A Recomendação 6, que trata da reavaliação de homenagens, recebeu especial atenção. Os conselheiros sugeriram que a alteração do nome do Campus Universitário Reitor João David Ferreira Lima seja deliberada em uma sessão especial do CUn, no prazo de até uma semana, respeitando o Artigo 17º do Estatuto da UFSC, que exige “a aprovação por três quintos do total de seus membros”. Eles enfatizaram que o escrutínio deve ser por voto aberto, como na concessão do nome atual.

Os conselheiros destacaram a relevância pedagógica do debate, citando Theodor Adorno: “Não se pode simplesmente esquecer o que passou. É necessário esclarecer os motivos que tornaram a barbárie algo realizável”. Para Alex e Amanda, a UFSC assumiu seu papel educativo ao promover o debate, alinhando-se às reflexões de Adorno e Walter Benjamin, que defendem o uso da memória coletiva como ferramenta de transformação social.

O relator Ubirajara manifestou concordância com o parecer de vista, especialmente sobre a realização de uma sessão exclusiva para tratar da mudança do nome do campus.
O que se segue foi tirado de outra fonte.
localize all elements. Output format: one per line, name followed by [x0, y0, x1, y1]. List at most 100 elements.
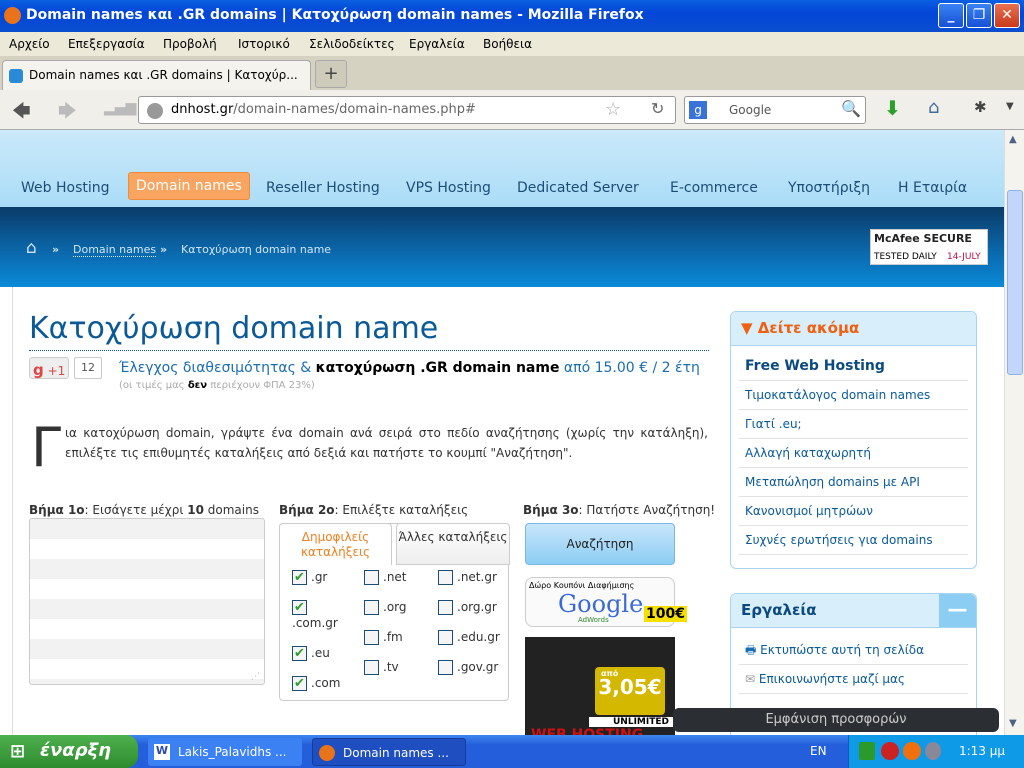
back-button[interactable]: 🡄	[12, 99, 31, 129]
tld-checkbox[interactable]: ✔ .com	[292, 676, 340, 691]
checkbox-unchecked[interactable]	[364, 660, 379, 675]
collapse-icon[interactable]: —	[939, 594, 976, 627]
checkbox-checked[interactable]: ✔	[292, 646, 307, 661]
menu-view[interactable]: Προβολή	[163, 37, 217, 51]
drop-cap: Γ	[31, 416, 62, 479]
firefox-icon	[319, 745, 335, 761]
tool-print-link[interactable]: 🖶 Εκτυπώστε αυτή τη σελίδα	[739, 636, 968, 665]
checkbox-unchecked[interactable]	[438, 570, 453, 585]
search-domains-button[interactable]: Αναζήτηση	[525, 523, 675, 565]
tld-checkbox[interactable]: .tv	[364, 660, 399, 675]
see-more-link[interactable]: Συχνές ερωτήσεις για domains	[739, 526, 968, 555]
checkbox-checked[interactable]: ✔	[292, 570, 307, 585]
taskbar-firefox[interactable]: Domain names ...	[312, 738, 466, 766]
google-adwords-ad[interactable]: Δώρο Κουπόνι Διαφήμισης Google AdWords 1…	[525, 577, 687, 627]
see-more-link[interactable]: Αλλαγή καταχωρητή	[739, 439, 968, 468]
start-button[interactable]: ⊞ έναρξη	[0, 735, 138, 768]
menu-edit[interactable]: Επεξεργασία	[68, 37, 145, 51]
menu-file[interactable]: Αρχείο	[9, 37, 50, 51]
scroll-up-icon[interactable]: ▲	[1009, 134, 1017, 145]
web-page: Web Hosting Domain names Reseller Hostin…	[0, 130, 1004, 735]
nav-dedicated-server[interactable]: Dedicated Server	[517, 180, 639, 196]
checkbox-unchecked[interactable]	[364, 600, 379, 615]
checkbox-unchecked[interactable]	[364, 630, 379, 645]
tld-checkbox[interactable]: .net.gr	[438, 570, 497, 585]
addon-icon[interactable]: ✱	[974, 98, 987, 116]
checkbox-unchecked[interactable]	[438, 600, 453, 615]
home-icon[interactable]: ⌂	[928, 97, 939, 118]
resize-grip-icon[interactable]: ⋰	[251, 672, 260, 682]
menu-chevron-icon[interactable]: ▼	[1006, 101, 1014, 112]
tld-label: .edu.gr	[457, 630, 500, 644]
mcafee-date: 14-JULY	[947, 252, 981, 262]
nav-vps-hosting[interactable]: VPS Hosting	[406, 180, 491, 196]
clock: 1:13 μμ	[959, 744, 1006, 758]
tab-other-tlds[interactable]: Άλλες καταλήξεις	[396, 523, 510, 565]
maximize-button[interactable]: ❐	[966, 3, 992, 28]
checkbox-checked[interactable]: ✔	[292, 600, 307, 615]
see-more-link[interactable]: Γιατί .eu;	[739, 410, 968, 439]
checkbox-unchecked[interactable]	[438, 660, 453, 675]
language-indicator[interactable]: EN	[810, 744, 827, 758]
search-box[interactable]: g Google 🔍	[684, 96, 866, 124]
tray-security-icon[interactable]	[881, 742, 899, 760]
menu-history[interactable]: Ιστορικό	[238, 37, 290, 51]
domains-textarea[interactable]: ⋰	[29, 518, 265, 685]
taskbar-word[interactable]: W Lakis_Palavidhs ...	[148, 738, 302, 766]
tld-checkbox[interactable]: .fm	[364, 630, 403, 645]
see-more-link[interactable]: Κανονισμοί μητρώων	[739, 497, 968, 526]
gplus-button[interactable]: g +1	[29, 357, 69, 379]
new-tab-button[interactable]: +	[315, 60, 347, 88]
tab-popular-tlds[interactable]: Δημοφιλείς καταλήξεις	[279, 523, 392, 565]
breadcrumb-band: ⌂ » Domain names » Κατοχύρωση domain nam…	[0, 207, 1004, 287]
nav-web-hosting[interactable]: Web Hosting	[21, 180, 110, 196]
navigation-bar: 🡄 🡆 ▂▄▆ dnhost.gr/domain-names/domain-na…	[0, 90, 1024, 130]
tld-checkbox[interactable]: .edu.gr	[438, 630, 500, 645]
breadcrumb-domain-names[interactable]: Domain names	[73, 243, 157, 257]
checkbox-unchecked[interactable]	[438, 630, 453, 645]
tray-volume-icon[interactable]	[925, 742, 941, 760]
see-more-link[interactable]: Μεταπώληση domains με API	[739, 468, 968, 497]
forward-button[interactable]: 🡆	[58, 99, 77, 129]
tld-checkbox[interactable]: ✔ .com.gr	[292, 600, 338, 630]
tray-app-icon[interactable]	[859, 742, 875, 760]
nav-support[interactable]: Υποστήριξη	[788, 180, 870, 196]
tld-checkbox[interactable]: .org	[364, 600, 407, 615]
tray-avast-icon[interactable]	[903, 742, 921, 760]
scroll-down-icon[interactable]: ▼	[1009, 718, 1017, 729]
bookmark-star-icon[interactable]: ☆	[605, 99, 621, 120]
nav-reseller-hosting[interactable]: Reseller Hosting	[266, 180, 380, 196]
tld-checkbox[interactable]: .gov.gr	[438, 660, 498, 675]
nav-ecommerce[interactable]: E-commerce	[670, 180, 758, 196]
mcafee-secure-badge[interactable]: McAfee SECURE TESTED DAILY 14-JULY	[870, 229, 988, 265]
tld-checkbox[interactable]: ✔ .eu	[292, 646, 330, 661]
menu-bookmarks[interactable]: Σελιδοδείκτες	[309, 37, 395, 51]
checkbox-unchecked[interactable]	[364, 570, 379, 585]
minimize-button[interactable]: _	[938, 3, 964, 28]
checkbox-checked[interactable]: ✔	[292, 676, 307, 691]
menu-tools[interactable]: Εργαλεία	[409, 37, 465, 51]
see-more-link[interactable]: Τιμοκατάλογος domain names	[739, 381, 968, 410]
show-offers-bar[interactable]: Εμφάνιση προσφορών	[673, 708, 999, 732]
scroll-thumb[interactable]	[1007, 190, 1023, 375]
tld-checkbox[interactable]: .org.gr	[438, 600, 497, 615]
menu-help[interactable]: Βοήθεια	[483, 37, 532, 51]
ad-title: Δώρο Κουπόνι Διαφήμισης	[529, 581, 635, 590]
nav-domain-names[interactable]: Domain names	[128, 172, 250, 200]
page-scrollbar[interactable]: ▲ ▼	[1004, 130, 1024, 735]
browser-tab[interactable]: Domain names και .GR domains | Κατοχύρ..…	[2, 60, 311, 90]
url-bar[interactable]: dnhost.gr/domain-names/domain-names.php#…	[138, 96, 676, 124]
search-magnifier-icon[interactable]: 🔍	[841, 99, 861, 118]
url-host: dnhost.gr	[171, 102, 234, 117]
download-icon[interactable]: ⬇	[884, 96, 901, 120]
close-button[interactable]: ✕	[994, 3, 1020, 28]
home-icon[interactable]: ⌂	[26, 238, 37, 258]
web-hosting-ad[interactable]: από 3,05€ UNLIMITED WEB HOSTING	[525, 637, 675, 735]
reload-icon[interactable]: ↻	[651, 99, 664, 118]
see-more-link[interactable]: Free Web Hosting	[739, 352, 968, 381]
tld-label: .org	[383, 600, 407, 614]
tld-checkbox[interactable]: ✔ .gr	[292, 570, 327, 585]
nav-company[interactable]: Η Εταιρία	[898, 180, 967, 196]
tool-contact-link[interactable]: ✉ Επικοινωνήστε μαζί μας	[739, 665, 968, 694]
tld-checkbox[interactable]: .net	[364, 570, 407, 585]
Ele esclareceu que a atribuição do nome ao campus foi feita como uma alteração do estatuto, e não em uma categoria formal de “homenagem”, o que reforça a proposta de tratá-la como uma reforma estatutária. Diante da concordância, o relator se dispôs a retirar seu parecer original para que fosse votado o de vista.

Ao final da discussão, o parecer de vista conjunto foi aprovado por maioria, com apenas dois votos contrários. Esta decisão estabeleceu que a votação sobre a alteração do nome do campus-sede da UFSC ocorrerá, em sessão especial, na próxima semana.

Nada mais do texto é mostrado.